Don’t be fooled by computer vendors

por Marco Arribas

[Tradução para português aqui]

[I am a PC] I’ve been asked several times by my friends which processor is better: Sempron, Athlon, Pentium, Celeron, etc. Indeed, a multitude of options is available these days: processor (CPU) clock (processor frequency or speed), L1 and L2 cache, dual core as well as Hyper-Threading technology. This is further complicated by the fact that the user also has to choose RAM size and hard disk capacity. Being the triad processor, memory and hard drive the basic things to take into account when buying a new computer, I’ll briefly explain them in order to help the average user to decide and not to be fooled by vendors, whose only purpose is to sell the most expensive system.

The memory

Firstly, memory or RAM (Random Access Memory) is the memory used when the computer is on and it’s measured in megabytes (MB) or gigabytes (1 GB is basically 1000 MB). If you’re the kind of user that likes to run a lot of programs and is not willing to close your browser to either open a word processor or scan a picture, you need more RAM. Plus, if you want to leave your computer on for several hours or don’t turn it off at all (like me), you also need more RAM1.

The reason that you need more memory is not that you would not be able to run your applications, but the performance of your system will be impaired by the fact that your operating system will have to ‘page’ the extra data. Paging is the process by which, due to the lack of physical RAM, the operating system has to write the extra information on the hard drive. The movement of a hard drive head to read and write data is measured in thousandths of a second, while in the case of RAM, it’s performed in billionths of a second. That’s a factor of a million! Thus, if you’re planning to buy a computer with 256 MB, forget it; the performance of your system will be severely compromised, even with the fastest processor on the market. The minimum for Windows XP is 512 MB, but I would recommend 768 MB. Unless you’re a hardcore gamer or like virtual trips with Google Earth, 1 GB and over won’t necessarily improve the performance.

The processor

Things get a little bit more complicated regarding processors, because of the fact that there are lots of them on the market, although they’re manufactured either by Intel or AMD. First check the frequency of the processor, which is measured in gigahertz (GHz – billions of ‘pulses’ per second). You’d think that the higher, the better; however this is not always true. In fact, you also have to check the cache memory (L2 cache, specifically). Cache memory is a very fast type of RAM that is embedded in the processor and it’s useful when the application requires a set of instructions to be repeated. Instead of requesting them from the RAM, it reads from the cache. For instance, Intel Pentium D processors are faster than Celeron D processors, considering that Pentium has L2 cache around 1000 KB, whereas Celeron has 256 or 512 KB, even though running basically at the same frequency. This is also the case of laptop processors: despite the fact that their clock speed is usually lower in order to save energy, they have a larger L2 cache.

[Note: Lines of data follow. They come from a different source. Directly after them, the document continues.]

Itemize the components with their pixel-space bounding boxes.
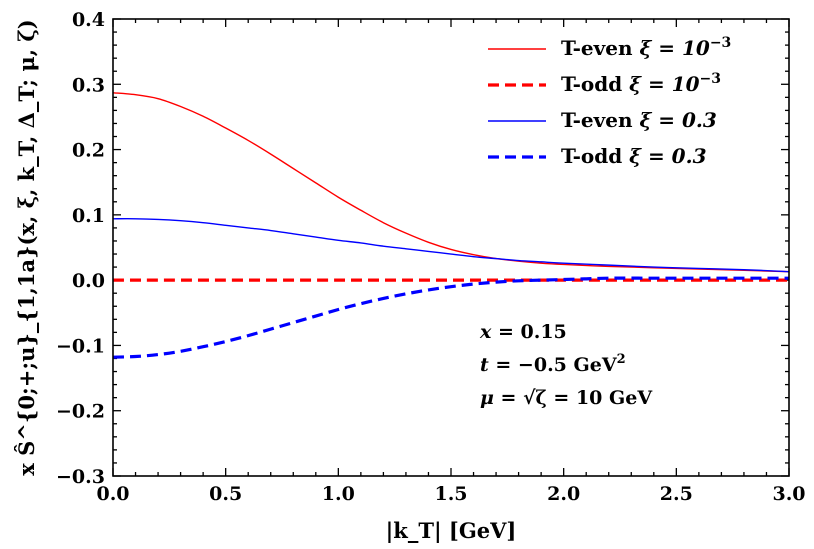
legend-label-1: T-even ξ = 10−3 (561, 35, 731, 60)
series-line-1 (112, 92, 790, 273)
axis-labels: |k_T| [GeV] x Ŝ^{0;+;u}_{1,1a}(x, ξ, k_T,… (14, 19, 516, 543)
legend: T-even ξ = 10−3 T-odd ξ = 10−3 T-even ξ = … (488, 35, 731, 168)
x-tick-label: 2.0 (547, 483, 580, 505)
y-tick-label: 0.1 (72, 205, 105, 227)
x-tick-label: 0.0 (96, 483, 129, 505)
x-axis-label: |k_T| [GeV] (386, 518, 517, 543)
series-layer (112, 92, 790, 359)
y-tick-label: −0.3 (56, 466, 105, 488)
legend-label-3: T-even ξ = 0.3 (561, 108, 717, 132)
series-line-4 (112, 276, 789, 359)
annotation-line-1: x = 0.15 (479, 321, 567, 343)
y-tick-label: 0.3 (72, 74, 105, 96)
x-tick-label: 3.0 (772, 483, 805, 505)
x-tick-label: 1.5 (434, 483, 467, 505)
legend-label-4: T-odd ξ = 0.3 (561, 144, 707, 168)
y-axis-label: x Ŝ^{0;+;u}_{1,1a}(x, ξ, k_T, Δ_T; μ, ζ) (14, 19, 39, 475)
tick-labels-layer: 0.0 0.5 1.0 1.5 2.0 2.5 3.0 −0.3 −0.2 −0.1 0.0 0.1 0… (56, 9, 806, 505)
annotation-box: x = 0.15 t = −0.5 GeV2 μ = √ζ = 10 GeV (479, 321, 653, 409)
annotation-line-3: μ = √ζ = 10 GeV (480, 387, 653, 409)
legend-label-2: T-odd ξ = 10−3 (561, 71, 721, 96)
x-tick-label: 1.0 (322, 483, 355, 505)
y-tick-label: 0.2 (72, 140, 105, 162)
x-tick-label: 2.5 (660, 483, 693, 505)
plot-frame (112, 18, 790, 477)
y-tick-label: 0.4 (72, 9, 105, 31)
y-tick-label: 0.0 (72, 270, 105, 292)
y-tick-label: −0.2 (56, 401, 105, 423)
annotation-line-2: t = −0.5 GeV2 (480, 352, 626, 376)
y-tick-label: −0.1 (56, 335, 105, 357)
series-line-3 (112, 218, 790, 273)
x-tick-label: 0.5 (209, 483, 242, 505)
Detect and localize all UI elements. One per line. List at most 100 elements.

As I’ve mentioned above, computer “brain” choice is a hard issue. Newer processors are released every month or so. A new wave of CPUs is now on the market: dual core processors. They feature the same structure of the single core processors (clock speed, cache memory), but they possess two units (CPUs) on the same chip. Obviously, this doesn’t make your computer run twice as fast, but their efficiency is considerably augmented, along with their prices. Additionally, there is Intel’s Hyper-Threading technology (HT Technology; not AMD’s Hyper-Transport technology) that works by making more efficient use of idle clock cycles, processing more than one thread (or piece of the same application) at the same time.

The hard disk

Finally, the hard disk capacity depends on what you want to save in computer. I’d recommend a faster hard disk (SATA – Serial ATA; virtually all desktop systems use this technology nowadays) and a large hard disk cache memory (8 MB or 16 MB). Generally, 60 GB is more than enough to install every software you need plus 10 GB of songs, that is, approximately 7 days of non-stop music. Of course, 80 GB or more sounds better, especially if you’d like to have lots of movies in you hard disk and you’re not willing to search for them in some CD or DVD spindle. Nevertheless, this problem can be circumvented by purchasing an external USB (and slower) hard drive with 160GB or more.


I hope this article would have answered some questions for the non-experienced user without being too technical, although you might come up with other questions. That’s it. Post your comments!

1. To check how much memory you have, press CTRL+ALT+DEL and click on the performance tab. In ‘Physical Memory’ you can verify the ‘Total’ memory in kilobytes (KB – 1000 KB is approximately 1 MB) in your system. Also, in the performance tab check ‘PF Usage’, that is the memory that is being used at any given time.